River Reflections: Sitting
“Be still and know I am God.” Psalm 46:10 NIV
I sat on the upper balcony of my cousin’s magnificent home, trying to absorb the beauty before me. The house sat high above the landscaped lawn that ended on the banks of the Tennessee River. Across the river was a hillside lined with a variety of green trees and a holler replete with wispy mist rising like smoke. I knew the Smokey Mountains were just behind the hill, but I could not see them. It was like sensing God’s presence, but not seeing Him.
I was overwhelmed with emotions as I helped my cousin prepare his enormous home to put on the market. Staging the lovely furniture was easy. Each room had a wall of windows overlooking the river: the house would sell itself. The hardest part of my day was the hours spent sorting and organizing his wife’s personal items. She had countless quilting supplies. She had a gift for patching quilts as well as patching people.
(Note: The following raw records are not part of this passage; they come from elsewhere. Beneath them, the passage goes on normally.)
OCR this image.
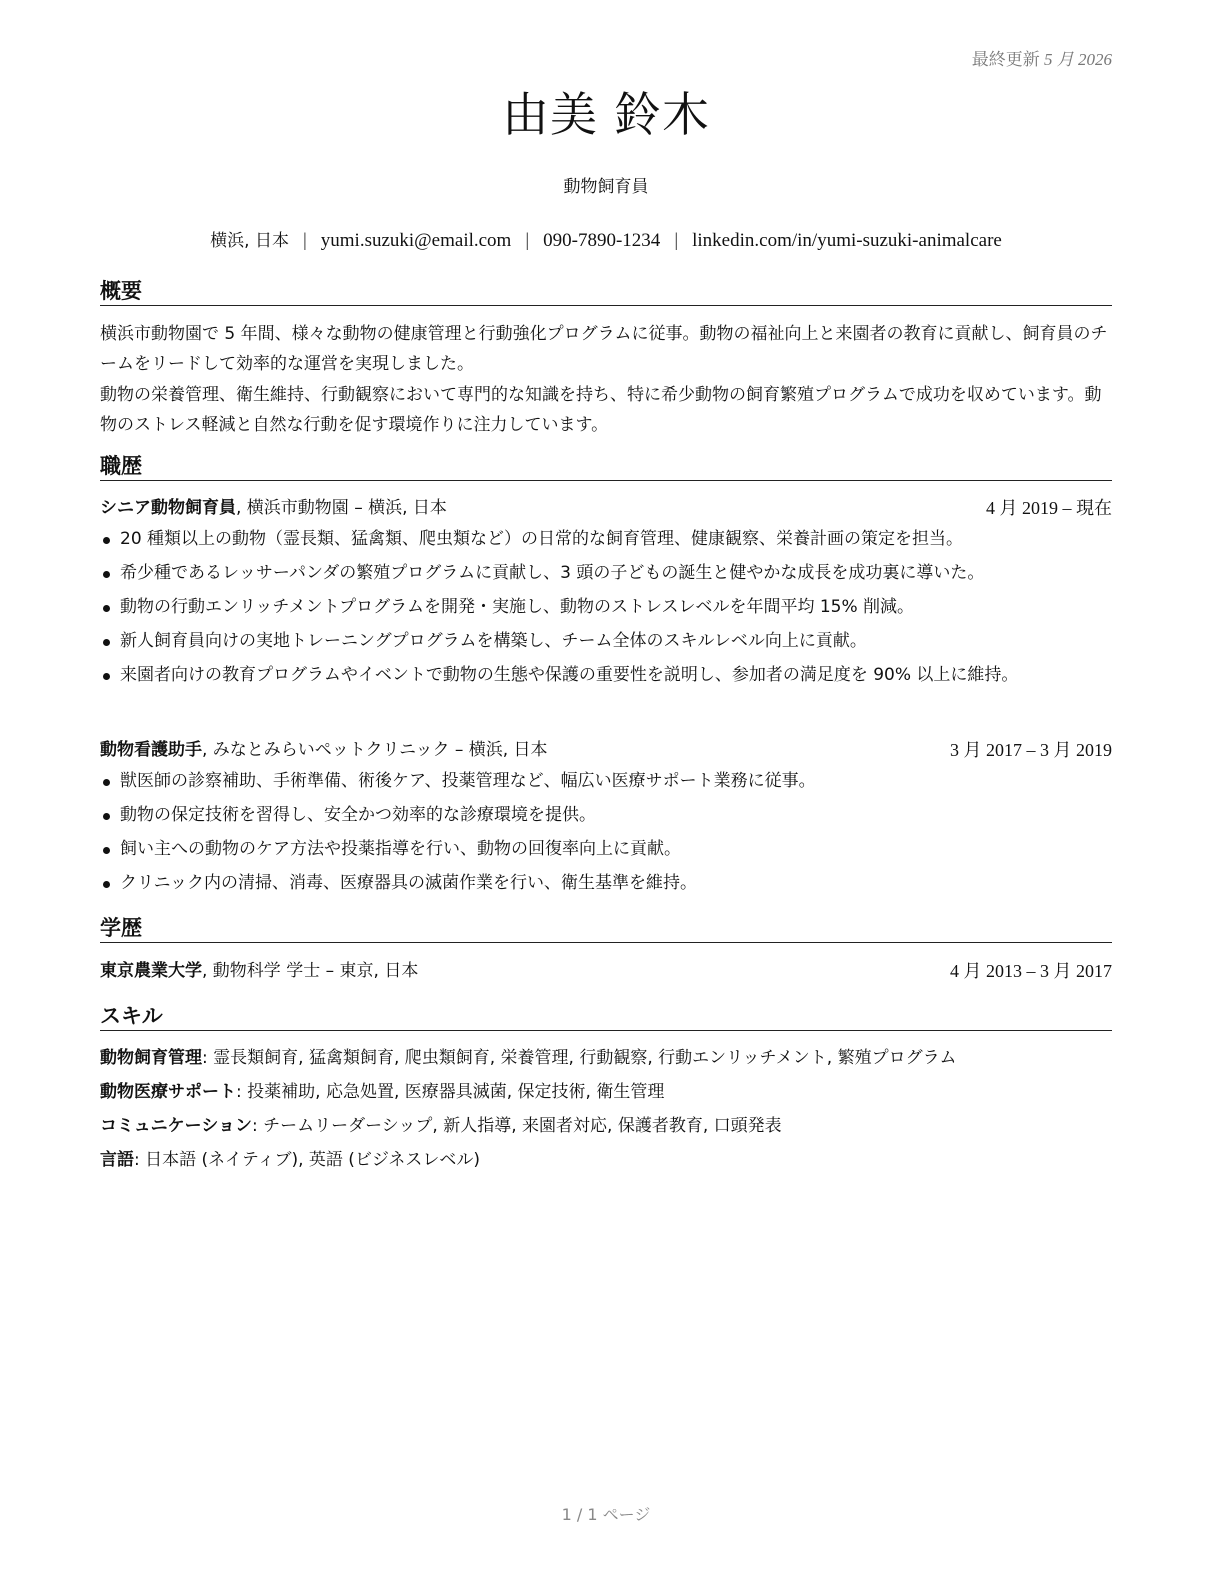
最終更新 5 月 2026
由美 鈴木
動物飼育員
横浜, 日本 | yumi.suzuki@email.com | 090-7890-1234 | linkedin.com/in/yumi-suzuki-animalcare
概要

横浜市動物園で 5 年間、様々な動物の健康管理と行動強化プログラムに従事。動物の福祉向上と来園者の教育に貢献し、飼育員のチームをリードして効率的な運営を実現しました。

動物の栄養管理、衛生維持、行動観察において専門的な知識を持ち、特に希少動物の飼育繁殖プログラムで成功を収めています。動物のストレス軽減と自然な行動を促す環境作りに注力しています。

職歴
シニア動物飼育員, 横浜市動物園 – 横浜, 日本	4 月 2019 – 現在
20 種類以上の動物（霊長類、猛禽類、爬虫類など）の日常的な飼育管理、健康観察、栄養計画の策定を担当。
希少種であるレッサーパンダの繁殖プログラムに貢献し、3 頭の子どもの誕生と健やかな成長を成功裏に導いた。
動物の行動エンリッチメントプログラムを開発・実施し、動物のストレスレベルを年間平均 15% 削減。
新人飼育員向けの実地トレーニングプログラムを構築し、チーム全体のスキルレベル向上に貢献。
来園者向けの教育プログラムやイベントで動物の生態や保護の重要性を説明し、参加者の満足度を 90% 以上に維持。
動物看護助手, みなとみらいペットクリニック – 横浜, 日本	3 月 2017 – 3 月 2019
獣医師の診察補助、手術準備、術後ケア、投薬管理など、幅広い医療サポート業務に従事。
動物の保定技術を習得し、安全かつ効率的な診療環境を提供。
飼い主への動物のケア方法や投薬指導を行い、動物の回復率向上に貢献。
クリニック内の清掃、消毒、医療器具の滅菌作業を行い、衛生基準を維持。
学歴
東京農業大学, 動物科学 学士 – 東京, 日本	4 月 2013 – 3 月 2017
スキル
動物飼育管理: 霊長類飼育, 猛禽類飼育, 爬虫類飼育, 栄養管理, 行動観察, 行動エンリッチメント, 繁殖プログラム
動物医療サポート: 投薬補助, 応急処置, 医療器具滅菌, 保定技術, 衛生管理
コミュニケーション: チームリーダーシップ, 新人指導, 来園者対応, 保護者教育, 口頭発表
言語: 日本語 (ネイティブ), 英語 (ビジネスレベル)
1 / 1 ページ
One day, I took a much needed break and just sat on the balcony. In fact, sitting alone on the balcony became a welcome part of each day. Sitting was an unusual activity for me: I am a “doer,” not a sitter! I mused, “When was the last time I sat and did nothing?” After much thought, I remember a time years ago.
My mother had dementia in her later years. She had a caregiver, but there were so many details I needed to do. Mom lived over 200 miles away and I could only visit her one weekend a month. On each visit, I frantically worked to get everything done.
One day as I rushed around the house, my mother called to me, “Come sit with me.” I replied, “Oh Mom, I have so much to do.” She repeated, “Come, just sit with me.” Reluctantly, I sat on the sofa beside her recliner, thinking about all the things I needed to do. Slowly, my mind cleared and we both sat in silence. A hush filled the air and I experienced a communion of spirit with her that I will always cherish.
I reflected. Is God calling us: “Come, just sit with me.”